Image: Business Insider
2) Illustrate the benefits of drones in Africa
New last mile delivery technologies are needed as part of a continent-wide digital moonshot to overcome current infrastructure challenges. The use cases are potentially vast, from mining to medical, from transport to telecommunications with significant economic opportunity in the areas of eCommerce, agriculture and health supply chain. Tapping into this, drones can help organisations like Medical Stores Department (MSD) with its challenges around logistics and access to the 7,309 health facilities it serves across Tanzania. Drones can be used by the International Institute of Tropical Agriculture (IITA) to help remote, smallholder farmers solve problems and advance their production systems. And they can propel the work of the Ariel Glaser Pediatric AIDS Healthcare Initiative (AGPAHI) with faster and safer sample collections to support the 300 health facilities they work with in Tanzania to eradicate childhood HIV and AIDS. Poor quality surface transport isn’t just a mobility challenge but also a major public health concern. Road safety is now the third largest killer in Africa behind HIV/AIDS and Malaria. As Young Tae Kim, International Transport Forum (ITF) Secretary-General shared in 2018, “Africa has 2% of the world’s cars but 20% of the road deaths.”
3) Create commercial opportunities
Economy viability is required to ensure the sustainability of drone network. The Lake Victoria Challenge through its three Flying Competitions aims to offer three separate contracts to its winning teams to service rural Tanzania and the Lake Victoria region. However commercial opportunities around drones are not just one-sided given this new industry would look to spark meaningful economic opportunities in Africa. The power of tech entrepreneurship to solve community challenges could be key for African young people, who are three times more likely to face unemployment than older adults. With drones come drone ports, fabrication labs that can 3D print spare parts, new skills and knowledge opportunities for young people - and a mindset shift that instead of looking overseas, that local challenges and opportunities can be addressed in locally.

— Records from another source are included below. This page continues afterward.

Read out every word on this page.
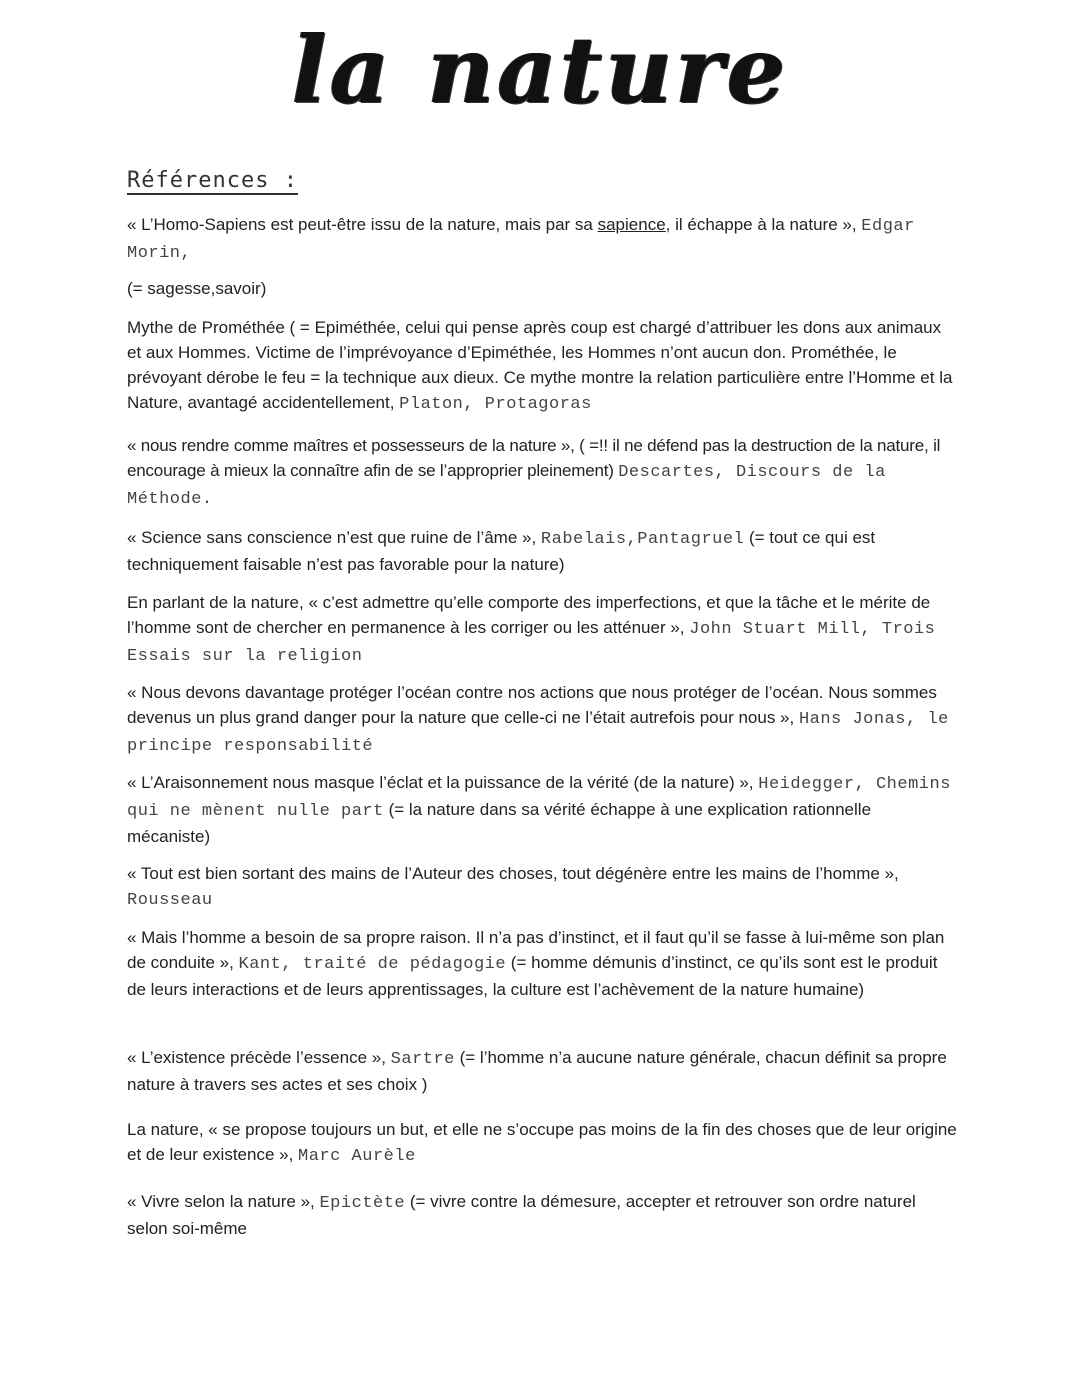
la nature
Références :

« L’Homo-Sapiens est peut-être issu de la nature, mais par sa sapience, il échappe à la nature », Edgar Morin,

(= sagesse,savoir)

Mythe de Prométhée ( = Epiméthée, celui qui pense après coup est chargé d’attribuer les dons aux animaux et aux Hommes. Victime de l’imprévoyance d’Epiméthée, les Hommes n’ont aucun don. Prométhée, le prévoyant dérobe le feu = la technique aux dieux. Ce mythe montre la relation particulière entre l’Homme et la Nature, avantagé accidentellement, Platon, Protagoras

« nous rendre comme maîtres et possesseurs de la nature », ( =!! il ne défend pas la destruction de la nature, il encourage à mieux la connaître afin de se l’approprier pleinement) Descartes, Discours de la Méthode.

« Science sans conscience n’est que ruine de l’âme », Rabelais,Pantagruel (= tout ce qui est techniquement faisable n’est pas favorable pour la nature)

En parlant de la nature, « c’est admettre qu’elle comporte des imperfections, et que la tâche et le mérite de l’homme sont de chercher en permanence à les corriger ou les atténuer », John Stuart Mill, Trois Essais sur la religion

« Nous devons davantage protéger l’océan contre nos actions que nous protéger de l’océan. Nous sommes devenus un plus grand danger pour la nature que celle-ci ne l’était autrefois pour nous », Hans Jonas, le principe responsabilité

« L’Araisonnement nous masque l’éclat et la puissance de la vérité (de la nature) », Heidegger, Chemins qui ne mènent nulle part (= la nature dans sa vérité échappe à une explication rationnelle mécaniste)

« Tout est bien sortant des mains de l’Auteur des choses, tout dégénère entre les mains de l’homme », Rousseau

« Mais l’homme a besoin de sa propre raison. Il n’a pas d’instinct, et il faut qu’il se fasse à lui-même son plan de conduite », Kant, traité de pédagogie (= homme démunis d’instinct, ce qu’ils sont est le produit de leurs interactions et de leurs apprentissages, la culture est l’achèvement de la nature humaine)

« L’existence précède l’essence », Sartre (= l’homme n’a aucune nature générale, chacun définit sa propre nature à travers ses actes et ses choix )

La nature, « se propose toujours un but, et elle ne s’occupe pas moins de la fin des choses que de leur origine et de leur existence », Marc Aurèle

« Vivre selon la nature », Epictète (= vivre contre la démesure, accepter et retrouver son ordre naturel selon soi-même
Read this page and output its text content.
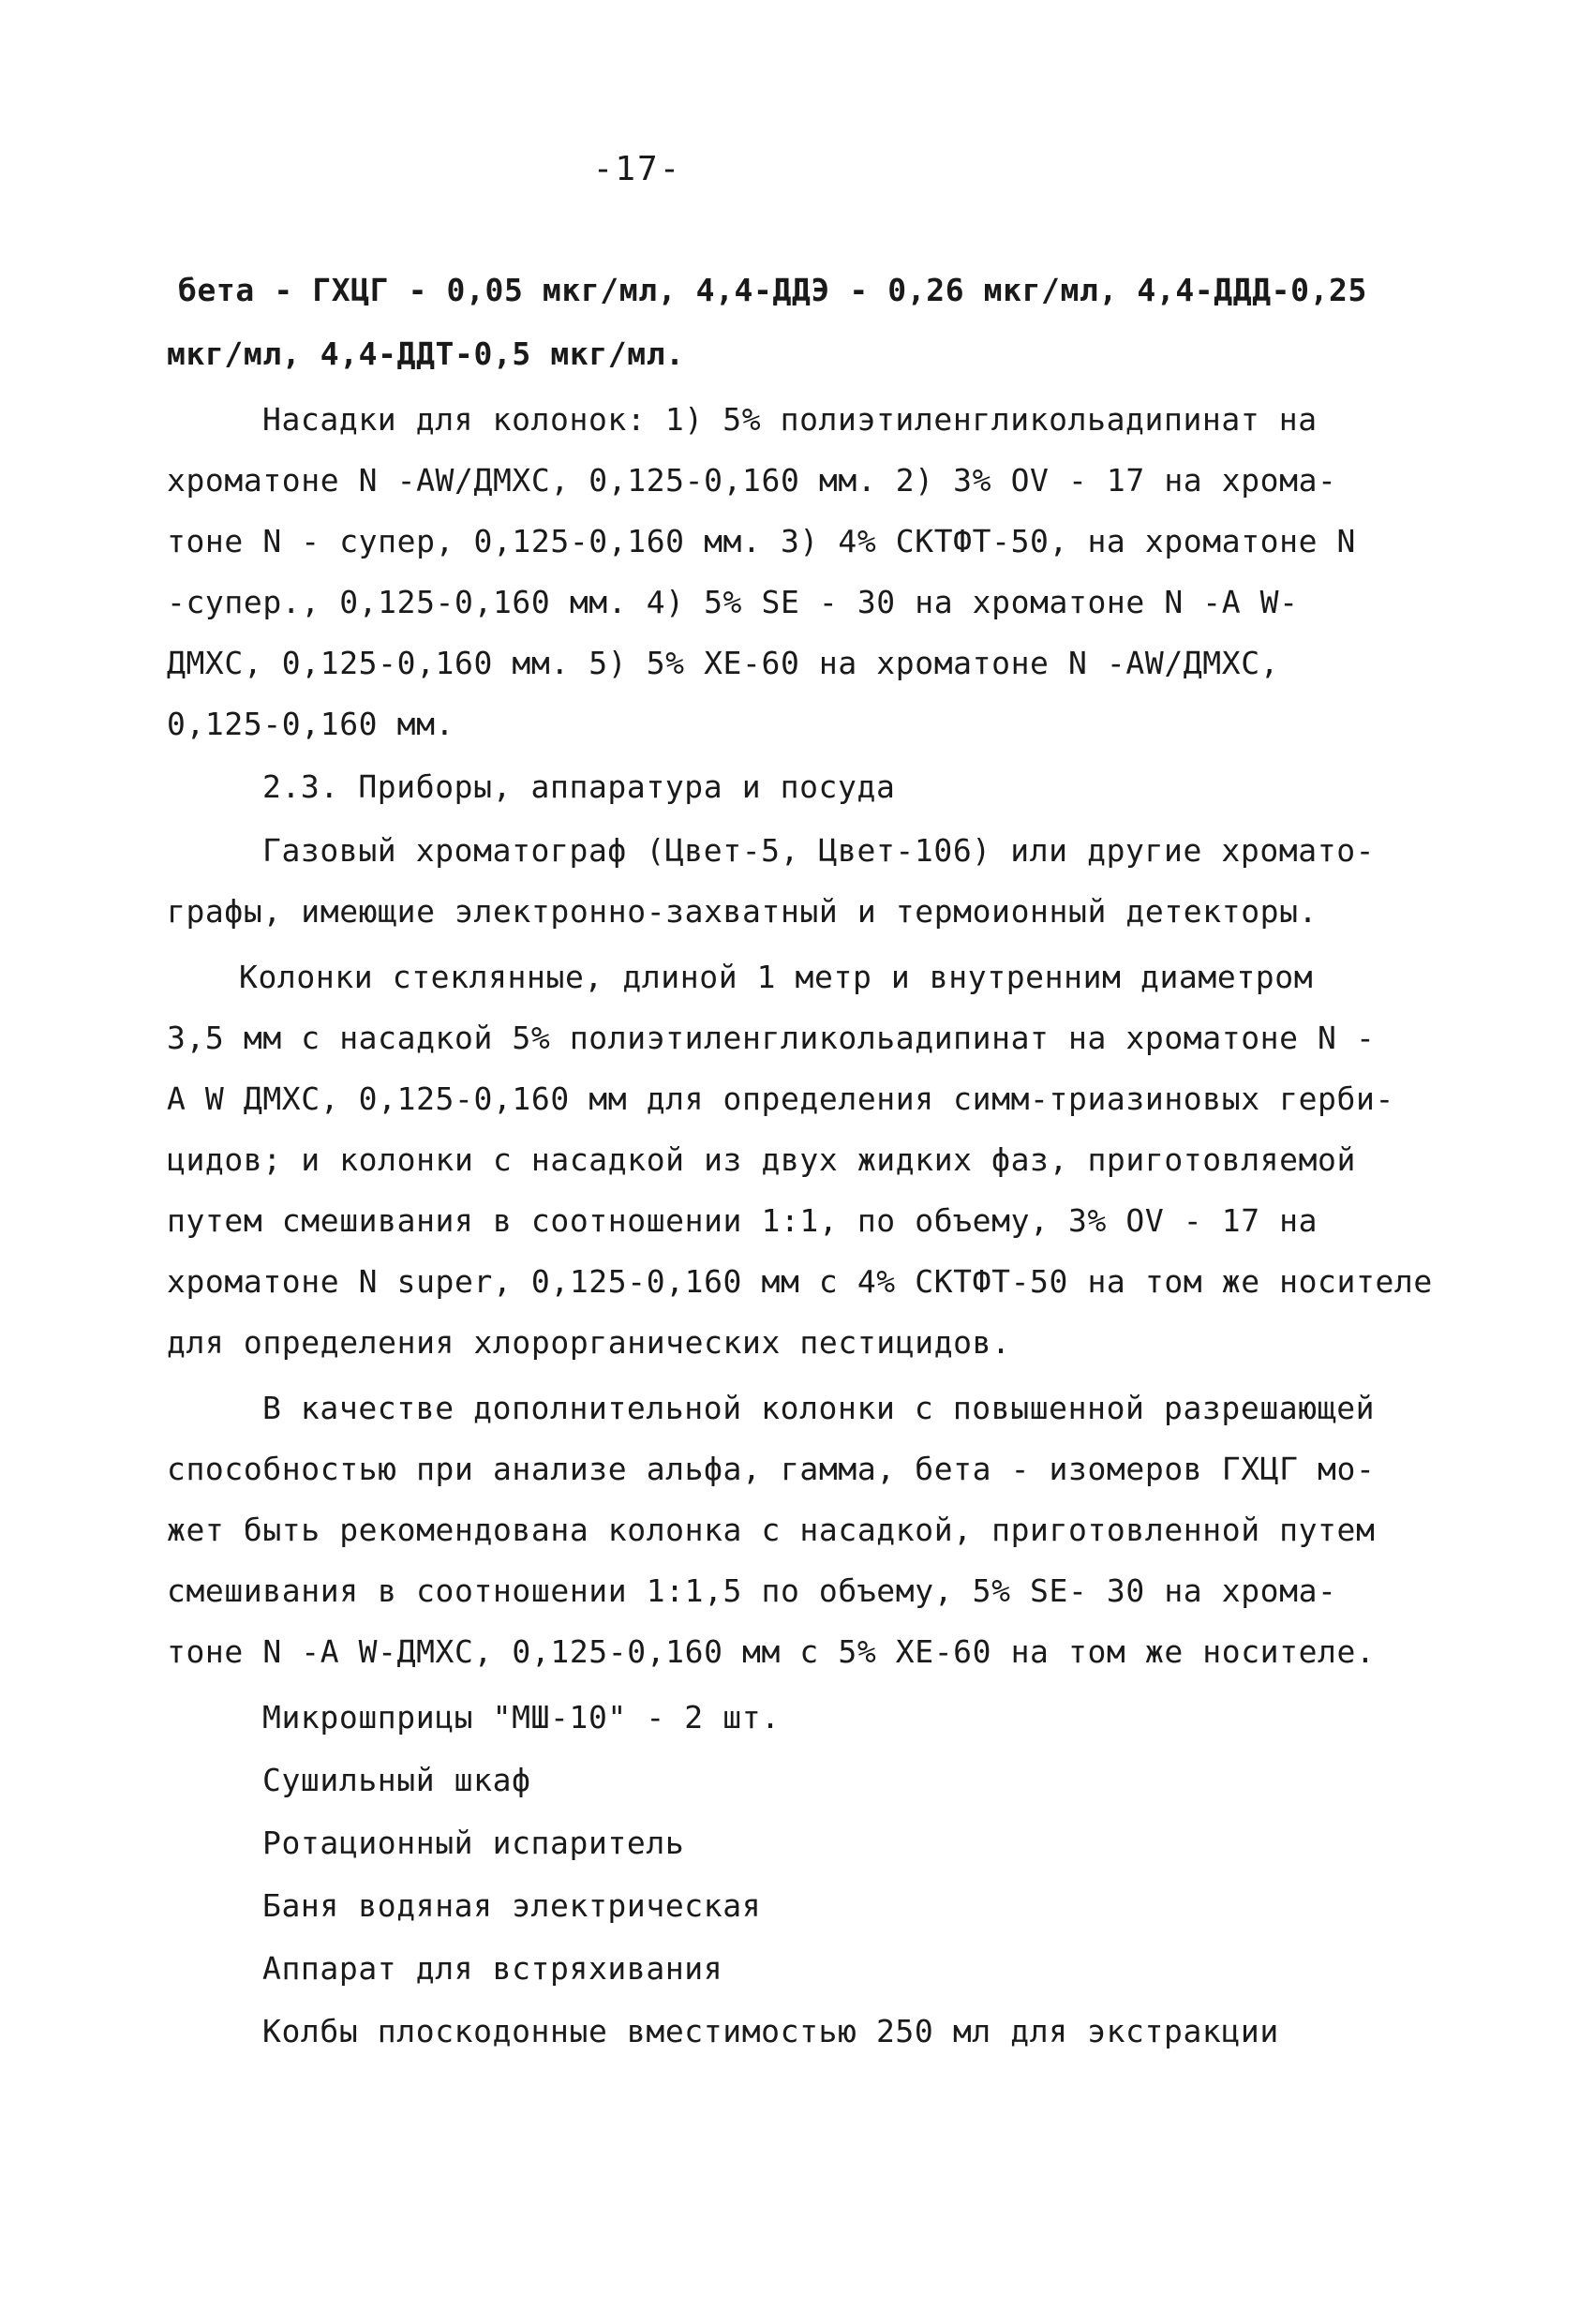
-17-
бета - ГХЦГ - 0,05 мкг/мл, 4,4-ДДЭ - 0,26 мкг/мл, 4,4-ДДД-0,25
мкг/мл, 4,4-ДДТ-0,5 мкг/мл.
Насадки для колонок: 1) 5% полиэтиленгликольадипинат на
хроматоне N -AW/ДМХС, 0,125-0,160 мм. 2) 3% OV - 17 на хрома-
тоне N - супер, 0,125-0,160 мм. 3) 4% СКТФТ-50, на хроматоне N
-супер., 0,125-0,160 мм. 4) 5% SE - 30 на хроматоне N -A W-
ДМХС, 0,125-0,160 мм. 5) 5% ХЕ-60 на хроматоне N -AW/ДМХС,
0,125-0,160 мм.
2.3. Приборы, аппаратура и посуда
Газовый хроматограф (Цвет-5, Цвет-106) или другие хромато-
графы, имеющие электронно-захватный и термоионный детекторы.
Колонки стеклянные, длиной 1 метр и внутренним диаметром
3,5 мм с насадкой 5% полиэтиленгликольадипинат на хроматоне N -
A W ДМХС, 0,125-0,160 мм для определения симм-триазиновых герби-
цидов; и колонки с насадкой из двух жидких фаз, приготовляемой
путем смешивания в соотношении 1:1, по объему, 3% OV - 17 на
хроматоне N super, 0,125-0,160 мм с 4% СКТФТ-50 на том же носителе
для определения хлорорганических пестицидов.
В качестве дополнительной колонки с повышенной разрешающей
способностью при анализе альфа, гамма, бета - изомеров ГХЦГ мо-
жет быть рекомендована колонка с насадкой, приготовленной путем
смешивания в соотношении 1:1,5 по объему, 5% SE- 30 на хрома-
тоне N -A W-ДМХС, 0,125-0,160 мм с 5% ХЕ-60 на том же носителе.
Микрошприцы "МШ-10" - 2 шт.
Сушильный шкаф
Ротационный испаритель
Баня водяная электрическая
Аппарат для встряхивания
Колбы плоскодонные вместимостью 250 мл для экстракции
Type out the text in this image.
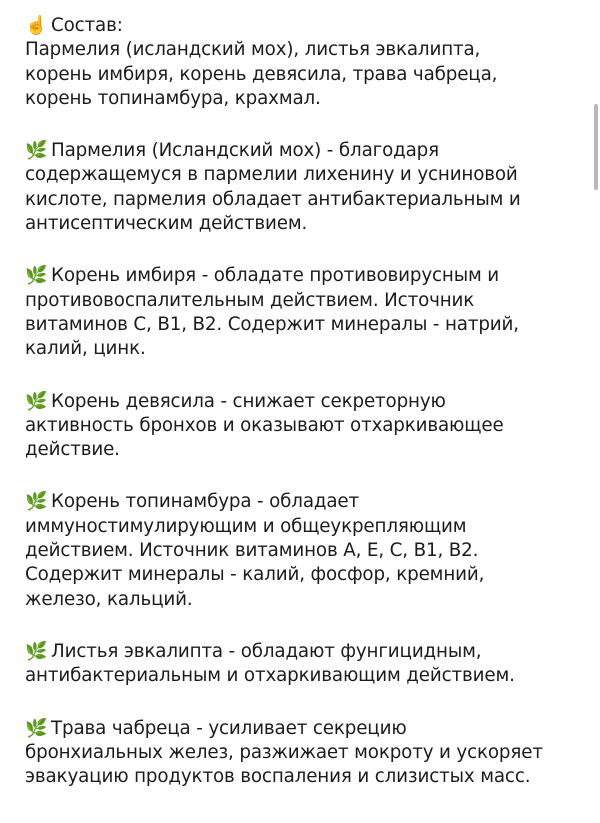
☝️ Состав:
Пармелия (исландский мох), листья эвкалипта,
корень имбиря, корень девясила, трава чабреца,
корень топинамбура, крахмал.
🌿 Пармелия (Исландский мох) - благодаря
содержащемуся в пармелии лихенину и усниновой
кислоте, пармелия обладает антибактериальным и
антисептическим действием.
🌿 Корень имбиря - обладате противовирусным и
противовоспалительным действием. Источник
витаминов С, В1, В2. Содержит минералы - натрий,
калий, цинк.
🌿 Корень девясила - снижает секреторную
активность бронхов и оказывают отхаркивающее
действие.
🌿 Корень топинамбура - обладает
иммуностимулирующим и общеукрепляющим
действием. Источник витаминов А, Е, С, В1, В2.
Содержит минералы - калий, фосфор, кремний,
железо, кальций.
🌿 Листья эвкалипта - обладают фунгицидным,
антибактериальным и отхаркивающим действием.
🌿 Трава чабреца - усиливает секрецию
бронхиальных желез, разжижает мокроту и ускоряет
эвакуацию продуктов воспаления и слизистых масс.
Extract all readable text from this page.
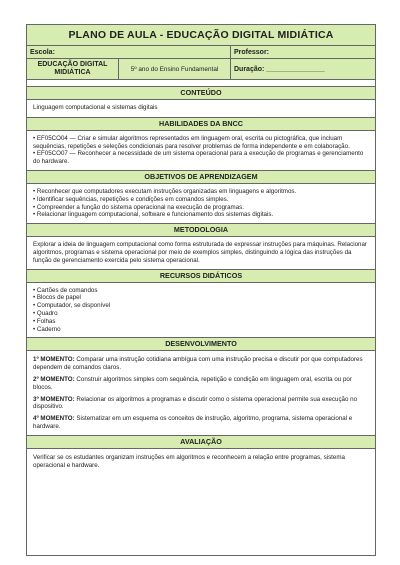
PLANO DE AULA - EDUCAÇÃO DIGITAL MIDIÁTICA
Escola:	Professor:
EDUCAÇÃO DIGITAL MIDIÁTICA	5º ano do Ensino Fundamental Duração: _______________
CONTEÚDO

Linguagem computacional e sistemas digitais

HABILIDADES DA BNCC
• EF05CO04 — Criar e simular algoritmos representados em linguagem oral, escrita ou pictográfica, que incluam sequências, repetições e seleções condicionais para resolver problemas de forma independente e em colaboração.
• EF05CO07 — Reconhecer a necessidade de um sistema operacional para a execução de programas e gerenciamento do hardware.
OBJETIVOS DE APRENDIZAGEM
• Reconhecer que computadores executam instruções organizadas em linguagens e algoritmos.
• Identificar sequências, repetições e condições em comandos simples.
• Compreender a função do sistema operacional na execução de programas.
• Relacionar linguagem computacional, software e funcionamento dos sistemas digitais.
METODOLOGIA

Explorar a ideia de linguagem computacional como forma estruturada de expressar instruções para máquinas. Relacionar algoritmos, programas e sistema operacional por meio de exemplos simples, distinguindo a lógica das instruções da função de gerenciamento exercida pelo sistema operacional.

RECURSOS DIDÁTICOS
• Cartões de comandos
• Blocos de papel
• Computador, se disponível
• Quadro
• Folhas
• Caderno
DESENVOLVIMENTO

1º MOMENTO: Comparar uma instrução cotidiana ambígua com uma instrução precisa e discutir por que computadores dependem de comandos claros.

2º MOMENTO: Construir algoritmos simples com sequência, repetição e condição em linguagem oral, escrita ou por blocos.

3º MOMENTO: Relacionar os algoritmos a programas e discutir como o sistema operacional permite sua execução no dispositivo.

4º MOMENTO: Sistematizar em um esquema os conceitos de instrução, algoritmo, programa, sistema operacional e hardware.

AVALIAÇÃO

Verificar se os estudantes organizam instruções em algoritmos e reconhecem a relação entre programas, sistema operacional e hardware.
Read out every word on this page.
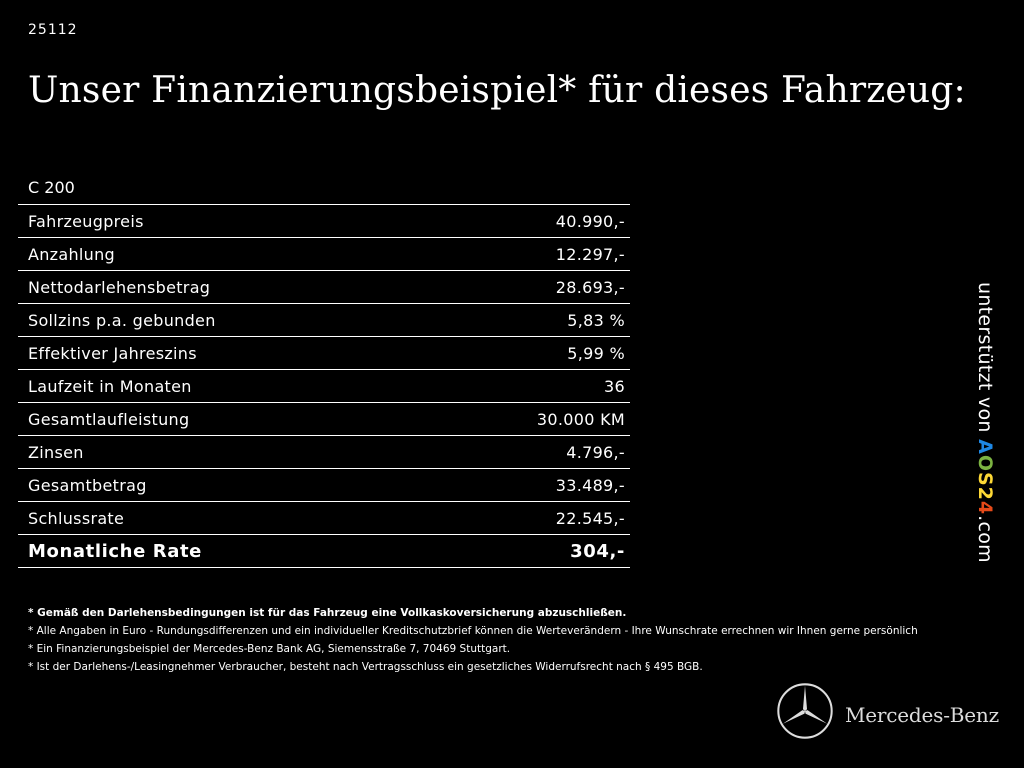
25112
Unser Finanzierungsbeispiel* für dieses Fahrzeug:
C 200
Fahrzeugpreis	40.990,-
Anzahlung	12.297,-
Nettodarlehensbetrag	28.693,-
Sollzins p.a. gebunden	5,83 %
Effektiver Jahreszins	5,99 %
Laufzeit in Monaten	36
Gesamtlaufleistung	30.000 KM
Zinsen	4.796,-
Gesamtbetrag	33.489,-
Schlussrate	22.545,-
Monatliche Rate	304,-
* Gemäß den Darlehensbedingungen ist für das Fahrzeug eine Vollkaskoversicherung abzuschließen.
* Alle Angaben in Euro - Rundungsdifferenzen und ein individueller Kreditschutzbrief können die Werteverändern - Ihre Wunschrate errechnen wir Ihnen gerne persönlich
* Ein Finanzierungsbeispiel der Mercedes-Benz Bank AG, Siemensstraße 7, 70469 Stuttgart.
* Ist der Darlehens-/Leasingnehmer Verbraucher, besteht nach Vertragsschluss ein gesetzliches Widerrufsrecht nach § 495 BGB.
unterstützt von AOS24.com
Mercedes-Benz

“The Lake Victoria Challenge is designed to reimagine Lake Victoria’s mobility, public health systems and daily life; opening up innovative possibilities for real-world impact. This goes further than just drones, and will benefit industries like agriculture, e-commerce, entertainment, construction, and telecommunications. We’re excited to see what the future will hold for the Lake region, and we commend the Regional Commissioner of Mwanza for taking a lead on making it happen,” said Bella Bird, Country Director for Tanzania, Burundi, Malawi and Somalia at the World Bank Group.